Emily & David, married March 28, 2020
We got engaged in July of 2019 and started planning a March 28, 2020 wedding in my hometown of Austin, Texas. We had no idea that a global pandemic would change all of our plans. We were optimistic that the wedding could go forward—at first with the sad acknowledgement that a few guests might be missing, then realizing that at most our families would still be there. Then, in about 48 hours, we went from being excited that our day was finally almost here to shock and uncertainty in the face of impossible decisions. It was an emotional deep-dive as we agonized over whether or not we should still go to Texas to get married as planned, and whether or not it was wise to have any guests, even just our family.
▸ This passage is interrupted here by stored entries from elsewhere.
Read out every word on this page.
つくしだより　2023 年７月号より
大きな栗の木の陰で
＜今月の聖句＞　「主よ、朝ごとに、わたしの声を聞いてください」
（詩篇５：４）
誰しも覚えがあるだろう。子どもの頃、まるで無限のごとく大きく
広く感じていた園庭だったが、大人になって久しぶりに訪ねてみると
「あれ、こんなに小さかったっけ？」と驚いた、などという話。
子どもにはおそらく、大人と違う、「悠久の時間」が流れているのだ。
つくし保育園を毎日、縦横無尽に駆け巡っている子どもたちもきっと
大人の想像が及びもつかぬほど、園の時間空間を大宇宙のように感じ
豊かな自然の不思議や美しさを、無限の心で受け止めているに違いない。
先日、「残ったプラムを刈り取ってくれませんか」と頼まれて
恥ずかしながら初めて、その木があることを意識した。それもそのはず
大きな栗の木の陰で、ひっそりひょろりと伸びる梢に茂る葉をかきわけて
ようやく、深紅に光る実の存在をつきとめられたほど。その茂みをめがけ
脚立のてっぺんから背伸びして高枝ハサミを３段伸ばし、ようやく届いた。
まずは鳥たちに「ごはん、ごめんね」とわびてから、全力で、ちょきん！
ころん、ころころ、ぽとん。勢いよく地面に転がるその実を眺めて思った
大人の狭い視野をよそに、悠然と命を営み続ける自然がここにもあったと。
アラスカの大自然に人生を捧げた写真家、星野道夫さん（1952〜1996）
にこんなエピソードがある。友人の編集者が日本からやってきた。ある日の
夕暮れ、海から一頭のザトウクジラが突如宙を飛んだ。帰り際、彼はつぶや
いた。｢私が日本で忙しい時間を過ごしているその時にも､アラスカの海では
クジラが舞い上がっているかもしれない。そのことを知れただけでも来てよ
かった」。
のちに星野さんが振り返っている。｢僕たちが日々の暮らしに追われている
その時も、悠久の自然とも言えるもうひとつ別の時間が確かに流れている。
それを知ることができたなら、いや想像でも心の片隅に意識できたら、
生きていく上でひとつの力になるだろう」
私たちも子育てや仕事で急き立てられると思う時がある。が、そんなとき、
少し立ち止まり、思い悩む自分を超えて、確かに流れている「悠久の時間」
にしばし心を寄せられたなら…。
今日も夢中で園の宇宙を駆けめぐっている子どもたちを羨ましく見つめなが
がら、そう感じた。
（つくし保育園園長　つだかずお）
The COVID-19 situation was changing every single day, and with it, we were changing our plans every day, too, rapidly progressing from “at least we can still get married at the church we chose in Texas with our families present” to “we hope we can somehow still get married!”
We talked about postponing until family and friends could join us and we could have some semblance of the day we’d planned, but we wanted to start our life together. Ultimately, we decided that the core of our marriage was always going to be the two of us making promises to each other before God, and that there was something beautiful and sacred about a private ceremony that only held those things. It felt like a declaration of what was most vital to our marriage.
We deeply felt the loss of the presence of our parents, siblings, friends, and extended family. We felt the loss of the fun and excitement surrounding the day and the carefully planned celebration with our friends and families. Of having my little sister sing a hymn and having my wedding band for the exchange of rings, as it was already in Texas . . . with the dress, veil, and so many other pieces of our planned wedding day.
However, after the hard reality hit and our new plans took shape, our emotions shifted back toward excitement and joy. We noticed God’s faithful provision of grace and generosity in a difficult situation. We also saw how God had already been faithful in answering our prayer for a church family: after looking for a church together for what felt like forever, we found CPC in September and joined only a month before our wedding. We had no idea just how quickly God would show us His faithfulness in leading us to this church.
We reached out to CPC to see if the church would be able to help us with a last-minute, intimate wedding, as it was meaningful to both of us to be married in a church. We’re incredibly thankful that Pastor Emily Hamilton and the staff at CPC responded with support and kindness, helping us arrange a beautiful ceremony in the Chapel.
God was faithful in the little things that can seem silly during a global crisis but made our day special—like my mom mailing me the white dress I’d planned to wear to the rehearsal dinner, David picking up his suit from the Mall of America the day before it shut down, finding a last-minute florist, and getting a delicious Oreo wedding cake. And God’s love was shown to us through our community of family and friends, witnessed by a Zoom call with my bridesmaids, the constant support and excitement from our siblings and parents, and our CPC small group delivering delicious take-out after our wedding.
The day was strange, but it was also the best day of our lives. There was a little awkwardness when we all first arrived—how do you know when and how to start a wedding when there’s no procession and no guests?—but once we began, it became real. We were worried about carrying the sadness, frustration, and even anger that we’d felt over the last couple of weeks into a day that was meant to be fun and joyful, and we both worried about what a teeny-tiny ceremony without anyone else present would feel like. But God’s presence was tangible as we both experienced the joy and love we’d always imagined we’d feel on our wedding day!
Our ceremony felt beautiful and sacred—not like a diminished shadow of what our wedding could have been, but a rich, deep, and full experience of God’s love as we began a marriage with Jesus at its center.
Throughout the days leading up to our wedding, we found hope in not focusing on all that we’d lost or couldn’t do—as hard as that was—and instead focusing on what God was doing in and for us, in big ways and small, as we walked through one hard day after another. God showed us that He is unendingly faithful to us even as His faithfulness comes in ways we wouldn’t have chosen on our own. He is constantly with us, and His love transcends our circumstances. In the time since our wedding, we’ve both felt gratitude for all that we were able to have that day and gratitude for all that God has given us in our marriage to each other. Marriage is a gift, and we’re grateful for God’s goodness in bringing us together.